When Advanced Research Projects Agency Network (ARPANET) computer engineer Ray Tomlinson sent himself the first email message in 1971, marketers couldn’t have imagined the tsunami of change that would follow. Forty years later, electronic communications impact nearly every aspect of our lives—and our work. Increasingly, marketers communicate with prospects, customers, partners, and other audiences digitally. And those digital channels keep evolving.
While we might not know what’s coming next, one thing is certain: new communications vehicles will spring from the minds of geniuses to change the world yet again. And as marketers, it’s your exciting, challenging, and sometimes frustrating job to keep up.
At the Content Bureau, we view the evolution of marketing communications through the prism of words. Lately, I’ve been thinking a lot about voice—the personality that shines through words. Some companies dedicate numerous pages in voluminous style guides to describe their voice—others, a single page. And while they may offer guidelines for specific mediums, such as blogs, web, or print, not many address how voice might change from one medium to the next, or whether it should.
Curious about how companies are addressing the issue, I visited a few company websites and then their Facebook pages to see whether the voice shifted—and how.
For IBM, its third-person, suit-wearing, highly polished voice didn’t alter much. If anything, IBM has its jacket on and its tie tighter on Facebook. I suspect the Facebook page simply pulls boilerplate text from IBM’s other marketing assets, instead of adapting content for the social media context.
- The website: “So how can an organization anticipate, adapt, and respond to whatever complexity the global economy, competition, and changing technologies present?”
- The Facebook company overview: “International Business Machines Corporation, abbreviated IBM, is a multinational computer technology and IT consulting corporation. IBM manufactures and sells computer hardware and software and offers infrastructure services, hosting services, and consulting services in areas ranging from mainframe computers to nanotechnology.”
Accenture takes a different approach. While its third-person voice belongs at the board table with IBM’s, its Facebook presence doesn’t feel so restrained. Accenture talks directly to its retailer customers in this wall post: “Faced with the challenge of replacing aging store systems? Bring life back to your stores.” It’s clear Accenture has deliberately gone “business casual” for Facebook.
I also checked out two consumer companies with very distinct voices, Monster Energy and Southwest Airlines. Monster Energy’s voice evokes a 24-year-old hardcore extreme sport dude.
- The website: “We went down to the lab and cooked up a double shot of our killer energy brew. It’s a wicked mega hit that delivers twice the buzz of a regular energy drink.”
- The Facebook page: It maintains that same voice, but personalizes it further: “At Monster, all of our guys walk the walk in action sports, punk rock music, partying, hangin’ with the girls, and living life on the edge.”
Monster’s voice is consistent between the two mediums—still that 24-year-old surfer dude—but we meet him off hours on the Facebook page.
Similarly, Southwest’s website and Facebook page both feature the company’s friendly, relaxed, colloquial voice.

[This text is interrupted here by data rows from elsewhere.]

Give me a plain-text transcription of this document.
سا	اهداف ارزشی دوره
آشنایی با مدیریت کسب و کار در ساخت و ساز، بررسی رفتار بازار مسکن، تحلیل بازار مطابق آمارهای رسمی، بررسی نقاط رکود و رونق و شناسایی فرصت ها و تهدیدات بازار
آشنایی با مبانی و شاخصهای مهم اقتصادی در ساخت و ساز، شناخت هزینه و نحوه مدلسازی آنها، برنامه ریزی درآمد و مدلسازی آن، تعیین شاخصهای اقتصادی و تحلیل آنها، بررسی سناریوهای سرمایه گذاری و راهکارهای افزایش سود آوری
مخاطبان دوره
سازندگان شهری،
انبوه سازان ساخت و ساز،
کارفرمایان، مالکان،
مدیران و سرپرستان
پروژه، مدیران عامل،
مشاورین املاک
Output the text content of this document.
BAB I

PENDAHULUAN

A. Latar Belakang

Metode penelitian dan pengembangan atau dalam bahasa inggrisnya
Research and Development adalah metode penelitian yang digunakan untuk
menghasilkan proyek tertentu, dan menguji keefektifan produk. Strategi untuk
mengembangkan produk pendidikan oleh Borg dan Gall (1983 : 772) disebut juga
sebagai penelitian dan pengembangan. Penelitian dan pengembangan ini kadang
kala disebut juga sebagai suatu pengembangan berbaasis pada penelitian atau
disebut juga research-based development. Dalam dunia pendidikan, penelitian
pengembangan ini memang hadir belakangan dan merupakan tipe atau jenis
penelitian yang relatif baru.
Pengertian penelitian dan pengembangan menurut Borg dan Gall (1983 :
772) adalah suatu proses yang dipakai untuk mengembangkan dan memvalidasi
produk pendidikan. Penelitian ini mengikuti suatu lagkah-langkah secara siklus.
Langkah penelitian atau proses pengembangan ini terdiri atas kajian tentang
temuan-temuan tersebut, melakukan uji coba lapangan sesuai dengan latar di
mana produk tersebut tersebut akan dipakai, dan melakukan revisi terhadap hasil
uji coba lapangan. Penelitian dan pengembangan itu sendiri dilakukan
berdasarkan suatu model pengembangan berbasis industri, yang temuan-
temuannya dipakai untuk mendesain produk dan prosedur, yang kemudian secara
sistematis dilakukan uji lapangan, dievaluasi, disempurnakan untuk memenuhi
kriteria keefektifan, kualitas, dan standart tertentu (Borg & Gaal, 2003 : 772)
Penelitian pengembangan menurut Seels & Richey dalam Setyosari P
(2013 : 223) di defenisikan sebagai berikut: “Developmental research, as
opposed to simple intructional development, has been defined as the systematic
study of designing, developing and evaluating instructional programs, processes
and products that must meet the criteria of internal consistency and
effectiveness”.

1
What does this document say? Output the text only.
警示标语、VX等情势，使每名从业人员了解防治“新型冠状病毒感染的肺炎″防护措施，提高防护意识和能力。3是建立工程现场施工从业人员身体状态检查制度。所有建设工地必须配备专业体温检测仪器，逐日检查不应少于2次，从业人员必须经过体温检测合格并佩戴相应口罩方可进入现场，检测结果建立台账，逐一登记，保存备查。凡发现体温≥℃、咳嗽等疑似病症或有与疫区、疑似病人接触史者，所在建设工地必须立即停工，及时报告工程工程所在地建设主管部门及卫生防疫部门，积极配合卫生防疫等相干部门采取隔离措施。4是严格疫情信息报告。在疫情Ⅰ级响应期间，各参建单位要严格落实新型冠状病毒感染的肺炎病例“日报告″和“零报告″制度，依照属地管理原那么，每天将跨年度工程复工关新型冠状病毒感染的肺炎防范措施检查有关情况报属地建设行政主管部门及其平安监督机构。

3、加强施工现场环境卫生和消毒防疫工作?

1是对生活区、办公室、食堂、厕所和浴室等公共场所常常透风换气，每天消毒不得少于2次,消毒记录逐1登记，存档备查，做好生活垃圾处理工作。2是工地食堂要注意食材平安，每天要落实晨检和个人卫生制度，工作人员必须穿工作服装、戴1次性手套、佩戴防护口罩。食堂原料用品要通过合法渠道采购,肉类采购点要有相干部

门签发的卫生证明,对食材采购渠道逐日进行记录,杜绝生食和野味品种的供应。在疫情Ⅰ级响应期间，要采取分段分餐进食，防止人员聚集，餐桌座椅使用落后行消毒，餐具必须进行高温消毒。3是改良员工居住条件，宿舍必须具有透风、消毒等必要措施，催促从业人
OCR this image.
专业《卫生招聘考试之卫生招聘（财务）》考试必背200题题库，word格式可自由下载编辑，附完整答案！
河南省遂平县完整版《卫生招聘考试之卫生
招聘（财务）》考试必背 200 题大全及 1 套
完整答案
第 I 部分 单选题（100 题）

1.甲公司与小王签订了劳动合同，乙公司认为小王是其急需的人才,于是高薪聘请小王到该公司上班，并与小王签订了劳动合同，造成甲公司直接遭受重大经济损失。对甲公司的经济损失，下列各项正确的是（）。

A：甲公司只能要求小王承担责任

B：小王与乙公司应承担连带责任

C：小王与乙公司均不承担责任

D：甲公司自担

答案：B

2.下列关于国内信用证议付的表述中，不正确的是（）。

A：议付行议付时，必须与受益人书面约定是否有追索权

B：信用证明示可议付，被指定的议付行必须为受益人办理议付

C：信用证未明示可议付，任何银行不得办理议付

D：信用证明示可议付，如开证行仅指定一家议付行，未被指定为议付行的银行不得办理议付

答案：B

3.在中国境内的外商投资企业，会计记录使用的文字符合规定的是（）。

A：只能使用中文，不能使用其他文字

In fact, its Facebook page and home page feature much of the same content, though it does add a personal touch to the former by putting names to the Southwest voice: “Welcome to the Official Southwest Page! You are chatting with Laurel, Christi, Brooks, Gabe, Whitney, and Verity!”
Clearly, marketers are approaching new channels differently—but I suspect many aren’t consciously addressing voice. It’s probably time to do so.
Digital communications let us communicate with people in ways previously impossible. You probably know more about your customers, about where they are right now (thanks to mobile phone GPS), and about what captures their interests. This knowledge combined with more personal social media channels presents an opportunity for tweaking voice on a granular level. For example, Monster might add surfing terminology on microsites, tweets, and blogs dedicated to surfing. The trick is to not let these adjustments change your company’s voice on a fundamental level.
If it seems like a delicate balancing act, that’s because it is.